Originally Posted by Ruthie70
My Annie is having her teeth cleaned next week and one of them (or more) will be extracted. It is an overnighter. Apparently I will have to administer meds (liquid? pills?), but wouldn't it be painful to pry open her mouth when it is sore? I'm a bit apprehensive re things not working out well, so is there anything I should watch out for? Also, I doubt I will be able to examine her mouth to check on progress. Your experiences would be most helpful. Thanks.
It could be painful to pry her mouth open, you have a good point. For pills, I apply a little pressure at the rear corners of the cat's mouth, with my thumb on one side and my middle finger on the other. Then I just slightly bend my wrist back to guide the cat's heat backwards...at that point the jaw should pop open. If you have your thumb and finger in that special spot, the rest happens almost automatically. The vet showed me that.
A "piller" (pill shooter) helps. I like the type with a soft rubber tip that the vets usually sell...the pet store ones I've seen look a little clumsy.
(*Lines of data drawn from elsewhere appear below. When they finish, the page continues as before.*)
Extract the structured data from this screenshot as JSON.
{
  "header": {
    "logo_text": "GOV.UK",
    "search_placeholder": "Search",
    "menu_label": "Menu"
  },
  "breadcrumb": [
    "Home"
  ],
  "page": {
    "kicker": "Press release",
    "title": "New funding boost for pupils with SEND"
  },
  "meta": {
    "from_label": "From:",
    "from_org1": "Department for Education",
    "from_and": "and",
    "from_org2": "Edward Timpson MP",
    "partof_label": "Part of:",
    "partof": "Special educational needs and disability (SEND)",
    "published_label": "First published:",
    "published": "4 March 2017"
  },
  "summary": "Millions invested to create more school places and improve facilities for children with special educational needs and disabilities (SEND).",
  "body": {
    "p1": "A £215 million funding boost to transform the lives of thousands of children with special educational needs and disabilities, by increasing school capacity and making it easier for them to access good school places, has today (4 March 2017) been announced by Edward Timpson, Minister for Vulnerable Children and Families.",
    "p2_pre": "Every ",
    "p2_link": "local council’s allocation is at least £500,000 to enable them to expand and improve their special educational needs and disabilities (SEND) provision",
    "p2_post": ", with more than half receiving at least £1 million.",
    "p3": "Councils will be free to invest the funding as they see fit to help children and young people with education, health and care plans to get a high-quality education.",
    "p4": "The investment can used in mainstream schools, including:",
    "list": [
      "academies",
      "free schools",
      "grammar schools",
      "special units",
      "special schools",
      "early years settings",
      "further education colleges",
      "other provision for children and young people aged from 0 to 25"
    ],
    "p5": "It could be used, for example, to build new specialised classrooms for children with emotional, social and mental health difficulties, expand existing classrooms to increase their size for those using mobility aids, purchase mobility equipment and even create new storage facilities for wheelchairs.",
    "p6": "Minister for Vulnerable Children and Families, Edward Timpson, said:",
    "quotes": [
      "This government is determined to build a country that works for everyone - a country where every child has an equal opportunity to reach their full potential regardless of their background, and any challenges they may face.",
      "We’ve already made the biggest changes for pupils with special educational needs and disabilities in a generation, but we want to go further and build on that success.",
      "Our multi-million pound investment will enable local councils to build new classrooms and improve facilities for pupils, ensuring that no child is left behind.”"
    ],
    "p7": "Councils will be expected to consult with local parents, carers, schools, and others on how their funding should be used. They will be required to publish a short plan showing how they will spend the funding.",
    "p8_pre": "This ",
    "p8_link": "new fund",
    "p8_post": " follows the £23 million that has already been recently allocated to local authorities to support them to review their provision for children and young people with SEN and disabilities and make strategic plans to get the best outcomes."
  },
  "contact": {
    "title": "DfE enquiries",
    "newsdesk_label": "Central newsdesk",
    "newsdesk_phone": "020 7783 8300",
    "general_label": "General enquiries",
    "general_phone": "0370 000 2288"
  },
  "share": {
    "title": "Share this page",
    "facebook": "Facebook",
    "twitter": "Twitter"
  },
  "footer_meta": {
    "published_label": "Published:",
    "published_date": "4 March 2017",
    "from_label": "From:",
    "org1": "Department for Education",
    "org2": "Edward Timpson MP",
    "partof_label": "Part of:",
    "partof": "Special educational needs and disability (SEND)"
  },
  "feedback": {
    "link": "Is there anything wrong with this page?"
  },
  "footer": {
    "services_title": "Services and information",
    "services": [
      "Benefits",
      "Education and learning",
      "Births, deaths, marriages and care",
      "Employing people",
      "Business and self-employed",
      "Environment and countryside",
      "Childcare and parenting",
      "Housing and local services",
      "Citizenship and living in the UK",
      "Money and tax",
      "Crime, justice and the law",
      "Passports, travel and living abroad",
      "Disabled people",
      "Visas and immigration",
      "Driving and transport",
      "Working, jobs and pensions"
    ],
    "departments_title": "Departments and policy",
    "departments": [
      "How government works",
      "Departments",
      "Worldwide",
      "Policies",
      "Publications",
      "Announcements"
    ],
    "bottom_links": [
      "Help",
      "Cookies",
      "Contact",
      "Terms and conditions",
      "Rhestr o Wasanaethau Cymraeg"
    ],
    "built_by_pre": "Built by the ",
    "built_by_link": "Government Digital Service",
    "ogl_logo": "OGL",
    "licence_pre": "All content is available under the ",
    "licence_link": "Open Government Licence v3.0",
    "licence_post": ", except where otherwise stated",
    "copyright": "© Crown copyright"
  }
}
For liquids, you don't have to get the mouth open. You can slip the dropper or syringe in at the gap behind the canine tooth...either side...then squirt the medicine in. A lot of people prefer liquids...I don't for some odd reason.
For either pills or liquids, I prefer to have the cat on the floor, between my knees, facing the same direction as me. For most cats you need to cross your ankles underneath/behind you to prevent backwards escape.
If you decide you have a preference for one or the other (pills or liquid), just ask...a lot of meds are available either way.
To examine her mouth, you might need a helper to hold the cat in the way I described for pills. It's basically the same as the pill maneuvers, except you will need to put your other forefinger on the front bottom teeth, between the canines (don't slip and get bit!), to help hold the mouth open to get a good look. There may be other methods...but that's what I picked up from my vet.
I would just keep a close eye on her behavior and eating/drinking habits and call the vet if you see anything that worries you. Good luck.